A deal to restructure $240 million of municipal bonds sold for underutilized parking garages at Yankee Stadium is on hold because of a spat over parking spaces.

New York last month delayed a Bronx Borough Board vote on a preliminary deal to resolve the long-running default after the New York Yankees sought to change key terms just days before the meeting, city officials said. The team wanted Nuveen LLC, the majority holder of debt for the underused garages, to guarantee 5,500 parking spaces for events, a provision that wasn’t included in a term sheet signed by Nuveen, the Yankees and the city.

“After years of negotiations with the Yankees and other parties, we are disappointed they will not commit to promises already made to the city and the community,” said Rachel Loeb, president and chief executive officer of New York’s Economic Development Corporation in a statement. “The underutilized parking lots around Yankee Stadium can be so much more than they are today, and the South Bronx deserves a plan to build a healthier and stronger community.”
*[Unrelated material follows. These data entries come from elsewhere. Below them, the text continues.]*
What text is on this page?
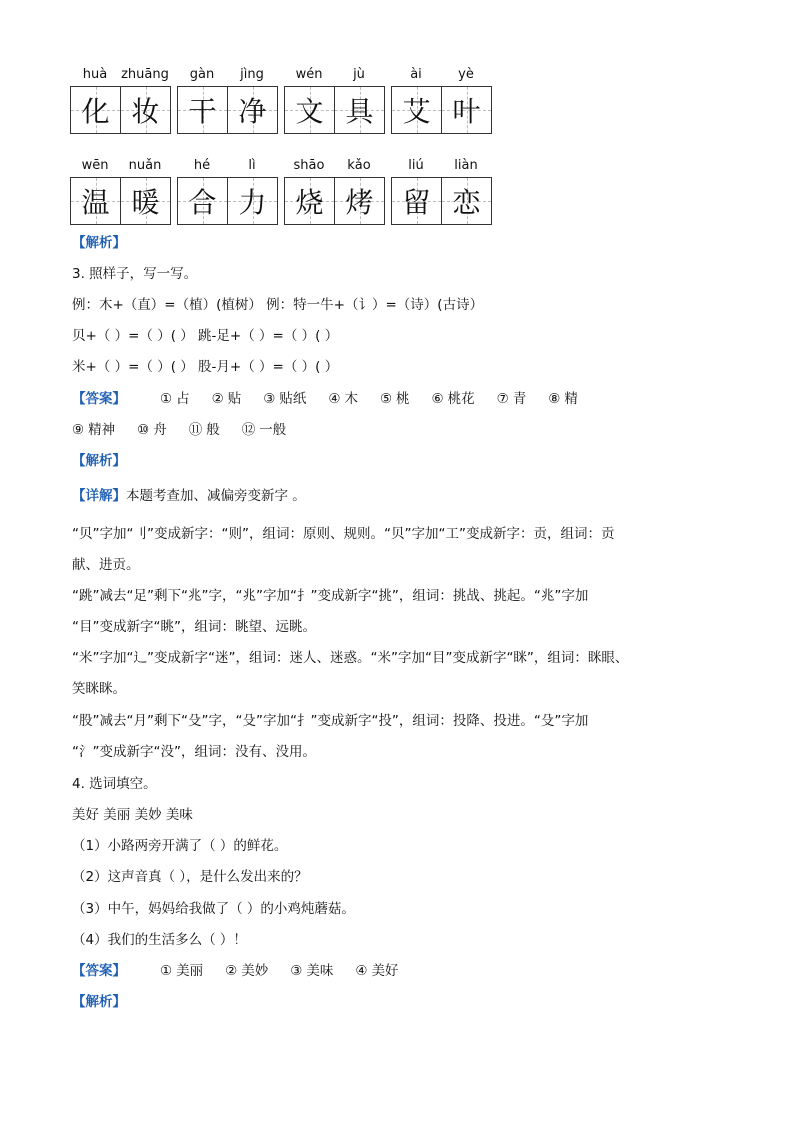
huà	zhuāng
化 妆
gàn	jìng
干 净
wén	jù
文 具
ài	yè
艾 叶
wēn	nuǎn
温 暖
hé	lì
合 力
shāo	kǎo
烧 烤
liú	liàn
留 恋
【解析】
3. 照样子，写一写。
例：木+（直）=（植）(植树） 例：特一牛+（讠）=（诗）(古诗）
贝+（ ）=（ ）( ） 跳-足+（ ）=（ ）( ）
米+（ ）=（ ）( ） 股-月+（ ）=（ ）( ）
【答案】	① 占 ② 贴 ③ 贴纸 ④ 木 ⑤ 桃 ⑥ 桃花 ⑦ 青 ⑧ 精
⑨ 精神 ⑩ 舟 ⑪ 般 ⑫ 一般
【解析】
【详解】本题考查加、减偏旁变新字 。
“贝”字加“刂”变成新字：“则”，组词：原则、规则。“贝”字加“工”变成新字：贡，组词：贡
献、进贡。
“跳”减去“足”剩下“兆”字，“兆”字加“扌”变成新字“挑”，组词：挑战、挑起。“兆”字加
“目”变成新字“眺”，组词：眺望、远眺。
“米”字加“辶”变成新字“迷”，组词：迷人、迷惑。“米”字加“目”变成新字“眯”，组词：眯眼、
笑眯眯。
“股”减去“月”剩下“殳”字，“殳”字加“扌”变成新字“投”，组词：投降、投进。“殳”字加
“氵”变成新字“没”，组词：没有、没用。
4. 选词填空。
美好 美丽 美妙 美味
（1）小路两旁开满了（ ）的鲜花。
（2）这声音真（ ），是什么发出来的？
（3）中午，妈妈给我做了（ ）的小鸡炖蘑菇。
（4）我们的生活多么（ ）！
【答案】	① 美丽 ② 美妙 ③ 美味 ④ 美好
【解析】
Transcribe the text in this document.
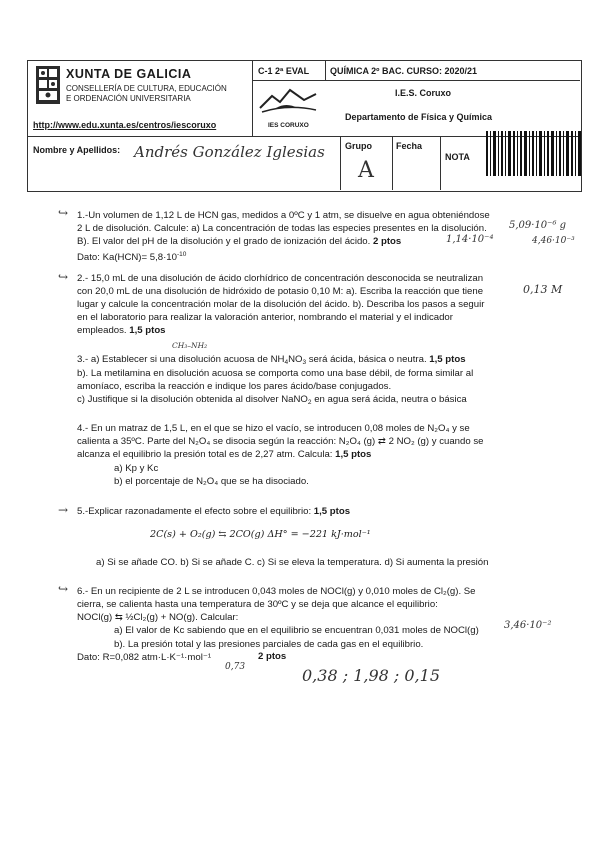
XUNTA DE GALICIA
CONSELLERÍA DE CULTURA, EDUCACIÓN
E ORDENACIÓN UNIVERSITARIA
http://www.edu.xunta.es/centros/iescoruxo
C-1 2ª EVAL QUÍMICA 2º BAC. CURSO: 2020/21
I.E.S. Coruxo
IES CORUXO
Departamento de Física y Química
Nombre y Apellidos: Andrés González Iglesias Grupo
A
Fecha
NOTA
↪ 1.-Un volumen de 1,12 L de HCN gas, medidos a 0ºC y 1 atm, se disuelve en agua obteniéndose
2 L de disolución. Calcule: a) La concentración de todas las especies presentes en la disolución.
B). El valor del pH de la disolución y el grado de ionización del ácido. 2 ptos
Dato: $Ka(HCN)= 5,8\cdot 10^{-10}$
5,09·10⁻⁶ g
4,46·10⁻³
1,14·10⁻⁴
↪ 2.- 15,0 mL de una disolución de ácido clorhídrico de concentración desconocida se neutralizan
con 20,0 mL de una disolución de hidróxido de potasio 0,10 M: a). Escriba la reacción que tiene
lugar y calcule la concentración molar de la disolución del ácido. b). Describa los pasos a seguir
en el laboratorio para realizar la valoración anterior, nombrando el material y el indicador
empleados. 1,5 ptos
0,13 M
CH₃–NH₂
3.- a) Establecer si una disolución acuosa de $NH_4NO_3$ será ácida, básica o neutra. 1,5 ptos
b). La metilamina en disolución acuosa se comporta como una base débil, de forma similar al
amoníaco, escriba la reacción e indique los pares ácido/base conjugados.
c) Justifique si la disolución obtenida al disolver NaNO$_2$ en agua será ácida, neutra o básica
4.- En un matraz de 1,5 L, en el que se hizo el vacío, se introducen 0,08 moles de N₂O₄ y se
calienta a 35ºC. Parte del N₂O₄ se disocia según la reacción: N₂O₄ (g) ⇄ 2 NO₂ (g) y cuando se
alcanza el equilibrio la presión total es de 2,27 atm. Calcula: 1,5 ptos
a) Kp y Kc
b) el porcentaje de N₂O₄ que se ha disociado.
→ 5.-Explicar razonadamente el efecto sobre el equilibrio: 1,5 ptos
2C(s) + O₂(g) ⇆ 2CO(g) ΔH° = −221 kJ·mol⁻¹
a) Si se añade CO. b) Si se añade C. c) Si se eleva la temperatura. d) Si aumenta la presión
↪ 6.- En un recipiente de 2 L se introducen 0,043 moles de NOCl(g) y 0,010 moles de Cl₂(g). Se
cierra, se calienta hasta una temperatura de 30ºC y se deja que alcance el equilibrio:
NOCl(g) ⇆ ½Cl₂(g) + NO(g). Calcular:
a) El valor de Kc sabiendo que en el equilibrio se encuentran 0,031 moles de NOCl(g)
b). La presión total y las presiones parciales de cada gas en el equilibrio.
Dato: R=0,082 atm·L·K⁻¹·mol⁻¹	2 ptos
3,46·10⁻²
0,73	0,38 ; 1,98 ; 0,15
The debt restructuring would remove an obstacle to the construction of a new soccer arena for Major League Soccer’s New York City Football Club as part of a $1 billion development project. Municipal bonds issued in 2007 to finance the construction of three garages and the renovation of other parking facilities at the new baseball stadium have been in default for eight years. The garages never generated enough revenue to pay the debt or rent to the city as fans preferred public transportation or ride-sharing services or sought out cheaper spots to park.

The preliminary agreement called for the city to split the current lease for 13 parking facilities near the stadium between Nuveen and Maddd Equities, which has proposed building the 25,000-seat soccer arena, affordable housing and a hotel on parking lots near the stadium.

Maddd would pay bondholders $46.3 million for its share of the current lease and bondholders would retain the lease for the remaining four parking garages and two lots, which have 5,611 spaces, according to the city, a number the Yankees dispute. Nuveen, which held $156 million of the parking debt as of May 31, intends to hire a firm to operate the remaining facilities.